Book Synopsis The Personalisation of Politics by : Lauri Karvonen
Download or read book The Personalisation of Politics written by Lauri Karvonen and published by ECPR Press. This book was released on 2014-12-01 with total page 86 pages. Available in PDF, EPUB and Kindle. Book excerpt: With the weakening of the structural determinants of politics in Western democracies, it is commonly assumed that individual politicians and politicians as individuals have come to mean more for voter behaviour and party choice. Many observers argue that politics has become more personalised in the course of the last few decades. Although considerable research on the various aspects of personalisation has been carried out, no single study so far has approached the question from a broad comparative perspective. By examining four central dimensions of personalisation – institutions, candidates, party leaders and media – and by including data from most stable parliamentary democracies, this book attempts to fill part of that gap. The book demonstrates clearly that there is no linear trend towards more personalisation among the cases studied. From the point of view of the general personalisation thesis, the findings are mixed at best; in some important respects, they are negative. While the media tend to focus more on individual politicians, the idea that party leaders increasingly determine the party choice of voters finds little support in empirical evidence. Most researchers seem to agree that the position of the prime minister has become more dominant. A closer look at comparative evidence results in a more complex picture. There has been a certain tendency to develop the most party-centred electoral systems in a more candidate-centred direction. On the other hand, recent reforms have altered some of the most candidate-centred systems in the opposite direction. Individual candidates seem to mean more to voters in systems where preferential voting has been practiced for a long time. This change is by no means dramatic, nor does it seem to apply to other electoral systems. Karvonen shows that the personalisation thesis, while not completely erroneous, has been overstated not just by the media but in some of the research literature as well.

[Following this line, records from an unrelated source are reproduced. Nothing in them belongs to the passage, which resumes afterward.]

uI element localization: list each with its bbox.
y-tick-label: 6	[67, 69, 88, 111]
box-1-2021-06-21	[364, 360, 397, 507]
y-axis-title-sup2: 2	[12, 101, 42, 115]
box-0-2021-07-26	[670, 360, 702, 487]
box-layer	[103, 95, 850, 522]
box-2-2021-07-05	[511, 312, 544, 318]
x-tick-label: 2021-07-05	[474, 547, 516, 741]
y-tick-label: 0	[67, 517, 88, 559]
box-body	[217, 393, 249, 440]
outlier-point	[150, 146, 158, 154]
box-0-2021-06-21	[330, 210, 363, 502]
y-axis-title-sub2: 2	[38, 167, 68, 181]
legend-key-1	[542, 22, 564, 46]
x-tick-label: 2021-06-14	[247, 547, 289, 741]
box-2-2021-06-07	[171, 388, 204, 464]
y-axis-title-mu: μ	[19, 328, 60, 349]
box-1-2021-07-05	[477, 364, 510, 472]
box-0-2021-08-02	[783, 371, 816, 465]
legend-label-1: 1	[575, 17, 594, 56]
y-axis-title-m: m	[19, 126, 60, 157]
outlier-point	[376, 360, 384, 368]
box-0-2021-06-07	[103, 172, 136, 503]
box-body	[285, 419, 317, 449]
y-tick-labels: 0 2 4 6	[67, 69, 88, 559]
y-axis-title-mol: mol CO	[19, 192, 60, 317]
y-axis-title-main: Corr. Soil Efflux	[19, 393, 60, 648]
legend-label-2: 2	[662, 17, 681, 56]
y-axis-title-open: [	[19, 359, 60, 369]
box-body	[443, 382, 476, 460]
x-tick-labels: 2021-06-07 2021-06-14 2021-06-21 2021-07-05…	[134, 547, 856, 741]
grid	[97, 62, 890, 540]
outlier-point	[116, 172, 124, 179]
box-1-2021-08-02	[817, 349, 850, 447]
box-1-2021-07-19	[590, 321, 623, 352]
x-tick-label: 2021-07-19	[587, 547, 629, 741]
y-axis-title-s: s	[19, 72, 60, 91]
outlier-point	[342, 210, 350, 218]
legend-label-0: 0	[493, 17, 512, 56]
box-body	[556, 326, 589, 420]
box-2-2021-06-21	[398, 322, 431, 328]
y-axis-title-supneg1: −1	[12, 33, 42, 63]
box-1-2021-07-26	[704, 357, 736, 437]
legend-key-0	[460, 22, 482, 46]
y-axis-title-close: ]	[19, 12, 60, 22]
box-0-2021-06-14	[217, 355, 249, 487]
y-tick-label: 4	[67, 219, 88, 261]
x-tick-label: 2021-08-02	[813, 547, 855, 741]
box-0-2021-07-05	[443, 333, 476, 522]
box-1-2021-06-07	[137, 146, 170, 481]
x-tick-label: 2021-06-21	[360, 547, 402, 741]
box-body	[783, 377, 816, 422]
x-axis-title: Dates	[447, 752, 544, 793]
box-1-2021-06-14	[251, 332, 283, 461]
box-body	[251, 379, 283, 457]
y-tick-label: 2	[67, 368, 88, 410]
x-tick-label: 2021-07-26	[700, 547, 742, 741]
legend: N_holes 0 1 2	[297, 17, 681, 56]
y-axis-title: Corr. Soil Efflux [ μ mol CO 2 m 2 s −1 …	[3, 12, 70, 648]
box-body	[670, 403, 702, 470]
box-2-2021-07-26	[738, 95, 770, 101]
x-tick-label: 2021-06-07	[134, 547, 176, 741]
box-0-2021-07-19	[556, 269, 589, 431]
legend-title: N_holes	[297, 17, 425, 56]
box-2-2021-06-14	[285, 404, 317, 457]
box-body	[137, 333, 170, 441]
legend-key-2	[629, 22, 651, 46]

Book Synopsis Data-Driven Personalisation in Markets, Politics and Law by : Uta Kohl
Download or read book Data-Driven Personalisation in Markets, Politics and Law written by Uta Kohl and published by Cambridge University Press. This book was released on 2021-07-29 with total page 333 pages. Available in PDF, EPUB and Kindle. Book excerpt: This book critiques the use of algorithms to pre-empt personal choices in its profound effect on markets, democracy and the rule of law.
Download or read book Europeanism written by John McCormick and published by Oxford University Press. This book was released on 2010-06-03 with total page 266 pages. Available in PDF, EPUB and Kindle. Book excerpt: Europeanism offers a major new examination of the political, economic, and social norms, and values associated with Europe and Europeans.